The drawback of this technique is that the links are still clickable - accidentally or deliberately - within the email body.

Before (sent)

After (received)



Listed hyperlinks

Note the list of hyperlinks from the email body collected together at the bottom of the email.

The original hyperlinks are still fully functional.

Hyperlink reference removal

Using Deep CDR, this technique removes all the hyperlink references (visible and invisible ones - e.g. those that are hidden behind an image) within the email body, and adds the hyperlink reference as text.

The benefit is that the user can review the real hyperlink references, can spot the potentially malicious ones, and can make an informed decision about the risk level of visiting the referenced pages. It is also a benefit, that the links can not be clicked.

The drawback of this technique is that the links are not clickable, if the user wants to visit a referenced page, the reference must be copied to a browser.

Risk of working links

Some email clients can be configured to interpret URLs as hyperlinks, where there is no hyperlink reference, or even for text-only emails. In case of such a configuration it can turn out, that links defused by Email Gateway security are rendered by the client in a way that the resulted links are functional, exposing email recipients to the risk of falling victim to phishing attacks.
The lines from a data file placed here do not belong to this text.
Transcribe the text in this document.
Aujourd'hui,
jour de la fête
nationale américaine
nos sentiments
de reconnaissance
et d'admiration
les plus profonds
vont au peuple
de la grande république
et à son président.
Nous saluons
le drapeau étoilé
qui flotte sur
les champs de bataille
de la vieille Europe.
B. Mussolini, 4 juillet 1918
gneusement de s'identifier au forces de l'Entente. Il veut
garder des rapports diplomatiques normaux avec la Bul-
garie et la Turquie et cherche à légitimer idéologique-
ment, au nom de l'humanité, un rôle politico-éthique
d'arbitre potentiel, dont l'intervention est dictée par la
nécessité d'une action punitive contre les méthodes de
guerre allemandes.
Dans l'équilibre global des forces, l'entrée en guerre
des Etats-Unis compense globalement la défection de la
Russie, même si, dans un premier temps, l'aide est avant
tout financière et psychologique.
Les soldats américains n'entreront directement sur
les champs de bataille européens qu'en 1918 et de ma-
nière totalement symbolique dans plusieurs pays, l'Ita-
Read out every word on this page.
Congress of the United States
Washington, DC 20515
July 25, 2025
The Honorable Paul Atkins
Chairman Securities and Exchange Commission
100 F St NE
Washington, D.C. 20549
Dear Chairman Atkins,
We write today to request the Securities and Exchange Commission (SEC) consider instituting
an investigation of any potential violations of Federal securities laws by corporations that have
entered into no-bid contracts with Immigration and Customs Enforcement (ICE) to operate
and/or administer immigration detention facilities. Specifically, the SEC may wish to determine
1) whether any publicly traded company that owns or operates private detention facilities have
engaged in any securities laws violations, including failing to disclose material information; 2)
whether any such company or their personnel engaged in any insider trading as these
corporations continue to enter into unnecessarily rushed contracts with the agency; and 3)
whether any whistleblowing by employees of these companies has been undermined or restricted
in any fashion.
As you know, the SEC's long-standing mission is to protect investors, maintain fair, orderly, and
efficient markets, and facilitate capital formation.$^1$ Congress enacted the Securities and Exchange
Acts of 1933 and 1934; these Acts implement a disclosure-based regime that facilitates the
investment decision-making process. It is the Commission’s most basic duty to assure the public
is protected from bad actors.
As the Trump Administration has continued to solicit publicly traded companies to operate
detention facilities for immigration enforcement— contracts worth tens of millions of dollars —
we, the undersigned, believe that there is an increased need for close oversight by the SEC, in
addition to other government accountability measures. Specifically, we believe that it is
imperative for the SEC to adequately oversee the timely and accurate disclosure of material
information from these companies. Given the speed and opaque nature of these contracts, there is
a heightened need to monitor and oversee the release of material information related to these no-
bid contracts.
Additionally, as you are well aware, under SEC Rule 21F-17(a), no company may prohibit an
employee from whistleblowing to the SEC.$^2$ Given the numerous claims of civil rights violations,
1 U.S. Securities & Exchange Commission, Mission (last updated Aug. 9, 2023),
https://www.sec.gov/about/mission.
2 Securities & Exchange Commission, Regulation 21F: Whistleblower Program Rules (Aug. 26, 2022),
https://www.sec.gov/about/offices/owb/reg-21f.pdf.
Microsoft Outlook auto-formats URLs to hyperlinks by default. To disable this feature go to File / Options / Mail / Editor Options / Proofing / AutoCorrect Options / AutoFormat and disable the option Internet and network paths with hyperlinks (see the image below).


Before (sent)

After (received)



Flattened hyperlinks

Note the hyperlink references added as plain text between brackets in the email body text. Even the link hidden under the image can be displayed and disarmed with this technique.

The original hyperlinks are defused, clicking them results in no event.

Attachment disarm & reconstruction

Some phishing attacks use attached documents as weaponized content instead of hyperlinks.

Email Gateway Security splits an email to separate files of:

  • the header,

  • the body (for each of the text and HTML rendition in case of HTML formatted emails), and

  • the attachments.

These files are then sent to Deep CDR for processing. Deep CDR assumes all the headers, body and attachments are malicious and sanitizes and rebuilds each file ensuring full usability with safe content. When the email recipient opens the attached document, is is safe already.

Time-of-click analysis

If a malicious link reaches the recipient despite of all the countermeasures above, and the recipient clicks or opens it, MetaDefender Cloud’s Safe URL Redirect service is still there as a final line of defense.

This solution can also be effective against the threats that were yet unknown at the time of spam-filtering and Deep CDR processing.

For details see the Dynamic anti-phishing section under 5.7. Phishing and spam.